Davon erzählt Jesus, so ist es mit dem Reich Gottes, es wächst unter den Menschen, wir sehen es nicht, wir wissen nicht wie, aber wir helfen dabei, indem wir selber Gutes tun und Liebe ernten können. So kann aus ganz kleinen Anfängen Großes wachsen und Geborgenheit geben für alle.

 

(Georg Kalkum)

Für Erwachsene:

Ein freundlicher Zug von Jesus, für seine Zuhörer extra in Gleichnissen zu reden, die sie auch verstehen konnten. Schade, dass wir heutigen Zuhörer uns mit genau diesen Gleichnissen meistens schwer tun.

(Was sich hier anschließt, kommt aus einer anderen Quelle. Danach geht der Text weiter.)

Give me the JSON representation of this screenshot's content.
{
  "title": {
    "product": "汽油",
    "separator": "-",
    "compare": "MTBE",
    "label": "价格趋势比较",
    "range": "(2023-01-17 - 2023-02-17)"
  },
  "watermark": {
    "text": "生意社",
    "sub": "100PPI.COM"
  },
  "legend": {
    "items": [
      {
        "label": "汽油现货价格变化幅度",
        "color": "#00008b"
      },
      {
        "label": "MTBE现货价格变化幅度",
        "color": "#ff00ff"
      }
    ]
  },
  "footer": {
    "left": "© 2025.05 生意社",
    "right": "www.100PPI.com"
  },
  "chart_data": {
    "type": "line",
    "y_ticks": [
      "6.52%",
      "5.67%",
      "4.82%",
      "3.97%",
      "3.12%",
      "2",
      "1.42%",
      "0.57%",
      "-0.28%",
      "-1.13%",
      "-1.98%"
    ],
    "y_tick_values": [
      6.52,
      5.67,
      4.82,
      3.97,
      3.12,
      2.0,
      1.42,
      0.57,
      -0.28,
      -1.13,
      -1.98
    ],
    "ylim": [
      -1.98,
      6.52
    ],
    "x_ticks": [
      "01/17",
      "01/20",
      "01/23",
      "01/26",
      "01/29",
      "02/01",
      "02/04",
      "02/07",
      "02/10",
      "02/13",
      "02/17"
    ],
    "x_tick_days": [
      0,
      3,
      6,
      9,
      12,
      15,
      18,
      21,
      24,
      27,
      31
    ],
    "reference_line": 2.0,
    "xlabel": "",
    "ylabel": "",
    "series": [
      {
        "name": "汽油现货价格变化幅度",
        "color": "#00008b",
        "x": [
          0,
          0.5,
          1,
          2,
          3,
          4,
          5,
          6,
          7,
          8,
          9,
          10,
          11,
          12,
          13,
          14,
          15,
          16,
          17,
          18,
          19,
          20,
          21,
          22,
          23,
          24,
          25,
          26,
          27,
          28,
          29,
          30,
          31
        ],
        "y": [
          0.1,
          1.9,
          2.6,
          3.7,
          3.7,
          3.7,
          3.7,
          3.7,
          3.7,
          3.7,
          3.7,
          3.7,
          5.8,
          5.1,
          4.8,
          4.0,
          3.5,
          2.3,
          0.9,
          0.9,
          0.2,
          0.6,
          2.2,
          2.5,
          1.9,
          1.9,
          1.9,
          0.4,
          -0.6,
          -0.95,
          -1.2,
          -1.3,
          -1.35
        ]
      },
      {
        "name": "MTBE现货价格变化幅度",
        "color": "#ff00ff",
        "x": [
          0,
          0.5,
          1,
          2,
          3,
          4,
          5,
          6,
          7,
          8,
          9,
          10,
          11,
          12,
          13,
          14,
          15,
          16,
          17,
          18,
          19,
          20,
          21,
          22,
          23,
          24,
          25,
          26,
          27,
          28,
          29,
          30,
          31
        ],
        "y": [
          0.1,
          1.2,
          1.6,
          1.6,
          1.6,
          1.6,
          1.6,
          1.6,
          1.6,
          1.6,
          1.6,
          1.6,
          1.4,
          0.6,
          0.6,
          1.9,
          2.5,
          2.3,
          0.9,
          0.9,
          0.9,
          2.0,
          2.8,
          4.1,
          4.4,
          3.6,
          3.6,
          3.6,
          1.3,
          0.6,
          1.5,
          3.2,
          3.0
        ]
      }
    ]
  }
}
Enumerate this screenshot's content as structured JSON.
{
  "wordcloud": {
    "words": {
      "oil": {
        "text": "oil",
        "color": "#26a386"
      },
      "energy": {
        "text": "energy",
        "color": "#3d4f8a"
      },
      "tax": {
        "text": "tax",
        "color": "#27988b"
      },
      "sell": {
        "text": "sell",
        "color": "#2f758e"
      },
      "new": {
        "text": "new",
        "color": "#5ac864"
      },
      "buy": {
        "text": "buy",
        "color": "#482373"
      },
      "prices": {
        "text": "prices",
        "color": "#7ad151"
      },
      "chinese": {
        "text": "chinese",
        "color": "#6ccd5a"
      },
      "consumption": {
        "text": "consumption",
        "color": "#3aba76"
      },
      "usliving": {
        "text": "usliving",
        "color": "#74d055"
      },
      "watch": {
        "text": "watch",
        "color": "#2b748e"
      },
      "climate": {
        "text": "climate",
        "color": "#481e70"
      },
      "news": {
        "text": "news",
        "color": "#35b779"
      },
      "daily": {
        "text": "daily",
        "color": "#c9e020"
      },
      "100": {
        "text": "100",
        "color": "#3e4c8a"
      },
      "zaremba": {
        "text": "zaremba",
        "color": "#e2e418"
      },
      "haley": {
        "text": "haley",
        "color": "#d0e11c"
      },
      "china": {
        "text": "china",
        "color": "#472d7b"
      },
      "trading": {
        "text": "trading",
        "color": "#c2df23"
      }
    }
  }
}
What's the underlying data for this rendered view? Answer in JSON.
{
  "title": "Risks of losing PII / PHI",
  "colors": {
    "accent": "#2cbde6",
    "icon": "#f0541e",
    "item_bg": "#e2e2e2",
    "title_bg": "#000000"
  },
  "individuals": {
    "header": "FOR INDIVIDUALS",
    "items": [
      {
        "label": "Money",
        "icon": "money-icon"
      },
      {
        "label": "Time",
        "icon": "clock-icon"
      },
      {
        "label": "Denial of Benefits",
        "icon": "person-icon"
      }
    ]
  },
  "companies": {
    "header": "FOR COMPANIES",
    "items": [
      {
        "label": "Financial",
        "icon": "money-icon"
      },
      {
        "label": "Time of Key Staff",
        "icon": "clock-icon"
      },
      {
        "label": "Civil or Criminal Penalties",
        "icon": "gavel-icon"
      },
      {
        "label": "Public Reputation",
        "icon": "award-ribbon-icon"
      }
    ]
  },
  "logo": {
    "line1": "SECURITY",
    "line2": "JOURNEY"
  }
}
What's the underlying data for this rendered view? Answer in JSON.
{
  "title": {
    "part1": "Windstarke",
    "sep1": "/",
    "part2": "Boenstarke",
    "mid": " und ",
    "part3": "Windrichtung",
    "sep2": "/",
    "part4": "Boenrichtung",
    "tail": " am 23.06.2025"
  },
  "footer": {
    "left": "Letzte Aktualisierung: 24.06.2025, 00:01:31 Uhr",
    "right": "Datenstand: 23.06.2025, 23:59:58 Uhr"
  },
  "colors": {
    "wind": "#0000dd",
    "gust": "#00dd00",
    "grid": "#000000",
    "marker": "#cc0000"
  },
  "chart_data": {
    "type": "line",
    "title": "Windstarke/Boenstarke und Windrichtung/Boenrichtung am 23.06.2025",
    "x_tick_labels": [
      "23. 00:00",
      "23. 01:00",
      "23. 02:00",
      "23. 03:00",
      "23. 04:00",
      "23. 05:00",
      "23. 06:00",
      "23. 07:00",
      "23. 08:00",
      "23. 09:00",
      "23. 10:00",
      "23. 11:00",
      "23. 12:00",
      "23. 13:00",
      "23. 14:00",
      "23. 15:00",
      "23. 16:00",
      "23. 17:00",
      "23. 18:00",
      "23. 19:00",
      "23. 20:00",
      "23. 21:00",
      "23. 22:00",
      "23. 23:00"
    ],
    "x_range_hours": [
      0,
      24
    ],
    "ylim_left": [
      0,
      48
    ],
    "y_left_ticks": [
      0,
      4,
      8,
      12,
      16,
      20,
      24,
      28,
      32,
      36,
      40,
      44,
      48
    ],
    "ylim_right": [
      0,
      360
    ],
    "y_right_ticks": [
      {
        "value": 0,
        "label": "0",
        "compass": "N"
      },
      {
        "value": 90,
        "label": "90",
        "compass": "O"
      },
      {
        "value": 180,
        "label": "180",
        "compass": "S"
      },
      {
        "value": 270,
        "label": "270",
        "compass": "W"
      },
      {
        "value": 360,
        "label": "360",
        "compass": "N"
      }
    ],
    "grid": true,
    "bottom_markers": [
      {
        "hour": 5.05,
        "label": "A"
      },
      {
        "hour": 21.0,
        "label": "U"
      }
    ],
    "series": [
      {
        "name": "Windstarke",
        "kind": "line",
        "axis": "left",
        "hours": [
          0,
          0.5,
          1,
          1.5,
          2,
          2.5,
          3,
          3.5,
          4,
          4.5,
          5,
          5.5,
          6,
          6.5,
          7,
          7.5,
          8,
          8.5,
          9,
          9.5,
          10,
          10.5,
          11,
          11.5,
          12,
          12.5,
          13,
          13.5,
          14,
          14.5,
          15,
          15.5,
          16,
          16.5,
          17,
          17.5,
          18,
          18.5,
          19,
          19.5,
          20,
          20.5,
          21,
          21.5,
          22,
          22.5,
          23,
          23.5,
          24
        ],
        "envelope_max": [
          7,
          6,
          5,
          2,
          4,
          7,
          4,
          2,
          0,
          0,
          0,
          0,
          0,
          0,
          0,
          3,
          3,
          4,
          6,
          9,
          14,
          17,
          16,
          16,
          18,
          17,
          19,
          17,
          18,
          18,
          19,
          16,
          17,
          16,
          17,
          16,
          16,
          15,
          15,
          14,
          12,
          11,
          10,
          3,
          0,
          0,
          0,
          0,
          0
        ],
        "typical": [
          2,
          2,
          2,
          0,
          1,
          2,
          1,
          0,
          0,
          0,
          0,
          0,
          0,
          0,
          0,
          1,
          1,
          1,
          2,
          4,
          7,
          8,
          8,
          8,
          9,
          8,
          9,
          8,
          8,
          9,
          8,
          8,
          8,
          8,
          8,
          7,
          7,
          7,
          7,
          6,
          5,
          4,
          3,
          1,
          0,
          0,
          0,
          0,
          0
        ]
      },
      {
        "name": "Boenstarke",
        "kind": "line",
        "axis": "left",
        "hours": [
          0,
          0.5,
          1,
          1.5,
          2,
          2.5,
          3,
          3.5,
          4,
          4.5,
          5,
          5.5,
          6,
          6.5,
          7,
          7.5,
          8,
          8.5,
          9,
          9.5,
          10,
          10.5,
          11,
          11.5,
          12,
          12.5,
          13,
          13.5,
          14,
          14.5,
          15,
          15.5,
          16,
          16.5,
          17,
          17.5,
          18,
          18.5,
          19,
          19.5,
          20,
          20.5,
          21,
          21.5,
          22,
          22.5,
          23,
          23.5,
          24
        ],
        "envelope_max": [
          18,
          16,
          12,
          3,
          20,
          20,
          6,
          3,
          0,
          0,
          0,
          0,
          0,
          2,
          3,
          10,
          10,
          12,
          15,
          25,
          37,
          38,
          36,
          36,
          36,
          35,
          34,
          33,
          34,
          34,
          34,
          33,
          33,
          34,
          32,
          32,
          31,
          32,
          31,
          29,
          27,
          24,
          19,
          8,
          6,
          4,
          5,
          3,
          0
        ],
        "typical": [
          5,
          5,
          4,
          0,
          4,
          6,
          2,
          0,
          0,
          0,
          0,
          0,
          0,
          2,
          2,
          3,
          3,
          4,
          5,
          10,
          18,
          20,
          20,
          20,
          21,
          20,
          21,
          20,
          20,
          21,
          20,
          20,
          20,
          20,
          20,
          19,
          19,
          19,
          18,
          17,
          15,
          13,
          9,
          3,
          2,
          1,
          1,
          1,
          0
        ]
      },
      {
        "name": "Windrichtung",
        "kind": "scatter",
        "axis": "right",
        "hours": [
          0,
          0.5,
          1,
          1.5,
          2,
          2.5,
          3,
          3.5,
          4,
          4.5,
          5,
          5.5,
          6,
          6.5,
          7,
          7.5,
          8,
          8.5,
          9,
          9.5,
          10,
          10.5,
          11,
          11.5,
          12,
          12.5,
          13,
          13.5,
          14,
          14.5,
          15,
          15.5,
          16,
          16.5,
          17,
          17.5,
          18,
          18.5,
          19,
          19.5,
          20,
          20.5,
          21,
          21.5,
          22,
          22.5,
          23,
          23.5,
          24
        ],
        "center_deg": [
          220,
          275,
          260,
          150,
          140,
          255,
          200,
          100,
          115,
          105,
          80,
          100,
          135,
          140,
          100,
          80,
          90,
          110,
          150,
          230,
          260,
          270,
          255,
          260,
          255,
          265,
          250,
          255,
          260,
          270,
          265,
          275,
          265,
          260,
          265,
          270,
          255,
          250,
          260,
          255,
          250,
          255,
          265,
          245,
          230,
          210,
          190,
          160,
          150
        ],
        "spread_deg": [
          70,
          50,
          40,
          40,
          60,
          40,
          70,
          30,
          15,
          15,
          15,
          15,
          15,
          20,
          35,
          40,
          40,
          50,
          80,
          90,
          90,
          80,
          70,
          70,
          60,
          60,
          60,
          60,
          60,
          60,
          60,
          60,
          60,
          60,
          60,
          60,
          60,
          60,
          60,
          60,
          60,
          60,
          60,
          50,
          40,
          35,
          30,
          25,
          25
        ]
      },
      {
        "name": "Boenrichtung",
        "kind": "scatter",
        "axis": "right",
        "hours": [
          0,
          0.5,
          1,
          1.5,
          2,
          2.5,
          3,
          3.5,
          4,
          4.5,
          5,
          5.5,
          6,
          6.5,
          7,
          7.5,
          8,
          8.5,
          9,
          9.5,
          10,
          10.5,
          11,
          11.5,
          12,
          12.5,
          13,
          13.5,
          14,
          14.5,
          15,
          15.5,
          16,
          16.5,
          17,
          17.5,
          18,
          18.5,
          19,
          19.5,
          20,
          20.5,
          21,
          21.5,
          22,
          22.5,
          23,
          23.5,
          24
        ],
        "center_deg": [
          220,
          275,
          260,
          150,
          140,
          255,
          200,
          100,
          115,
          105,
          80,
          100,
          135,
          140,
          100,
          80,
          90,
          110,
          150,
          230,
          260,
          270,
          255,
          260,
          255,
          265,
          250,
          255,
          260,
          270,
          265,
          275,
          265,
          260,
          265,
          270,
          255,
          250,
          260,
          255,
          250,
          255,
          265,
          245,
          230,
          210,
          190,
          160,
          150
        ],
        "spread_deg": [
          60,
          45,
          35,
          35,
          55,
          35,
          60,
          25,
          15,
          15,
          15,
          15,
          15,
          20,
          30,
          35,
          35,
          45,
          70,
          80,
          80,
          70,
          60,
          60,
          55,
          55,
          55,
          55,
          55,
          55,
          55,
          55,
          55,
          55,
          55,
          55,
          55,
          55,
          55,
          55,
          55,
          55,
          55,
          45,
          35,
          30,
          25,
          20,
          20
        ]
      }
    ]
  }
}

Bei Begriffen wie Reich Gottes denken wir an Regierungsformen, an Staatsbürgerschaft und Außenbeziehungen. Ganz anders die Erklärung Jesu. Da wird gesät und einfach gewartet. Der Erfolg stellt sich von alleine ein: jede Menge Weizen und Schatten für die Vögel. Das, so meint der Fromme, kann es ja wohl noch nicht gewesen sein.

Doch, und das bekräftigt Jesus durch die Doppelung des Bildes. Das Reich Gottes wird nicht mit Prunk und Pomp errichtet, sondern entsteht fast von alleine. Der Samen, der in seiner Winzigkeit gestreut wird, ist das Wort Gottes, die Botschaft von Gottes bedingungslos geschenkter Liebe zu jedem Menschen in jeder Situation. Es braucht nicht mehr, als dass sich der Hörer dieses Wort gerne sagen lässt und diese Liebe voller Freude an sich heran lässt. Wer das Wort hört, es mit dem Verstand begreift und mit dem Herzen annimmt, der verwandelt sich ganz von alleine. Er wird selber liebevoll und duldet keine andere Herrschaft über sich als, die dieser Liebe im Weg steht.

So winzig wie das Senfkorn ist der Glaube: Sich gerne in der unüberbietbaren Liebe des Schöpfers von Himmel und Erde zu wissen. Die Folgen dieses Glaubens aber sind unabsehbar. Nicht nur für die Vögel des Himmels.